"Dengar baik-baik, aku terima maafmu, keadaan jadi kacau balau, aku gak mau nyalahin kelakuanmu! Aku merasa ini bukan salah siapa-siapa!" kata Mamed ambil nafas sejenak, " tapi aku jadi seperti ini! itu seratus persen salahmu! Aku berubah, aku jadi jahat, aku jadi iblis semua salahmu! Aku gak mau salahkan siapapun kecuali kauu! Sadar kau?!!"
Entah mendapat kekuatan dari mana Mamed bisa meraih gelas dan ingin menyiram wajahku, tapi Rena segera merebut gelas! Dia bisa membaca apa yang akan suaminya lakukan.
"Semua tak lagi sama! Kita sudah punya kehidupan, aku hargai istriku, aku juga hargai dirimu!" kata Mamed menarik nafas lagi, "Setelah kau keluar dari pintu itu, aku tidak akan ingat pernah berbincang bersamamu, pernah kenal atau bertemu! Kau gak akan pernah ada di kehidupanku bahkan dalam mimpi! Kita jalani hidup tanpa saling kenal! Karna kesalahanmu fatal buatku! Dan sekarang aku punya hidup yang selalu kuinginkan! Dan ini saatnya kau pergi dari hidupku dan jangan kembali apapun alasanmu!" Ucapnya dengan emosi
Sorot matanya masih sangat tajam menatapku, kutarik nafas panjang dan pergi. Aku memang pantas dilupakan. Semua yang membuatku sakit hati memang pantas kuterima. Aku jahat!.
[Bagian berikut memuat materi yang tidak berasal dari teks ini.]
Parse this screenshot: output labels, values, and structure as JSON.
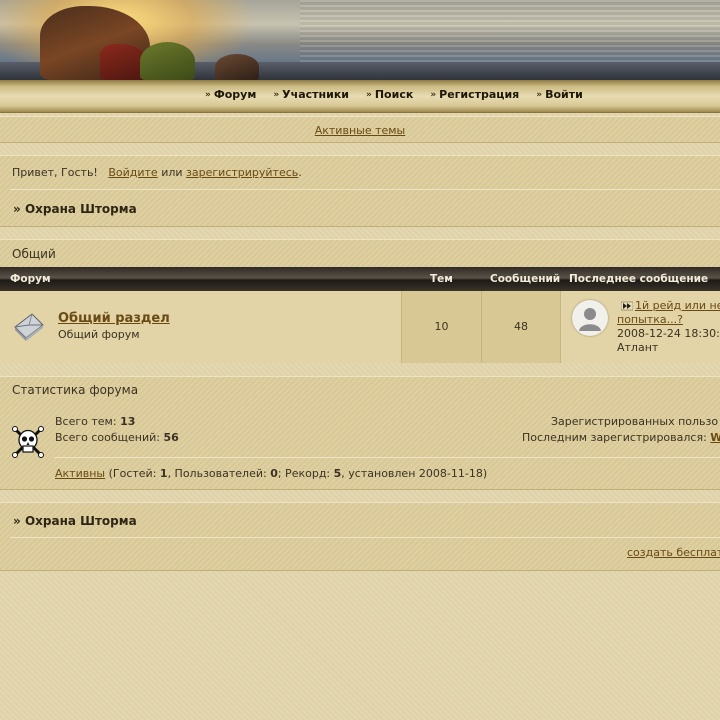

"Semoga apa yang kau inginkan selalu kau dapatkan, semoga kau selalu bahagia dengan keluargamu, dan terima kasih untuk segalanya," ucapku ingin menangis untuk kesekian kalinya.
Mamed menunjuk pintu keluar.
"Aku masih ingat perkataanmu sore itu, jadi aku bakal lupakan semua tentangmu dan selamat tinggal," ucapnya yang akan selalu menghantuiku seumur hidup.
"Maaf untuk segalanya," ucapku dalam hati.
******
Masih terngiang ucapan Mamed hari ini! Aku yakin tiap intonasi tidak akan bisa terhapus bagaimanapun caranya. Lebih baik aku segera menyudahi berendam air hangat yang sudah dingin, sedingin kehidupanku sekarang.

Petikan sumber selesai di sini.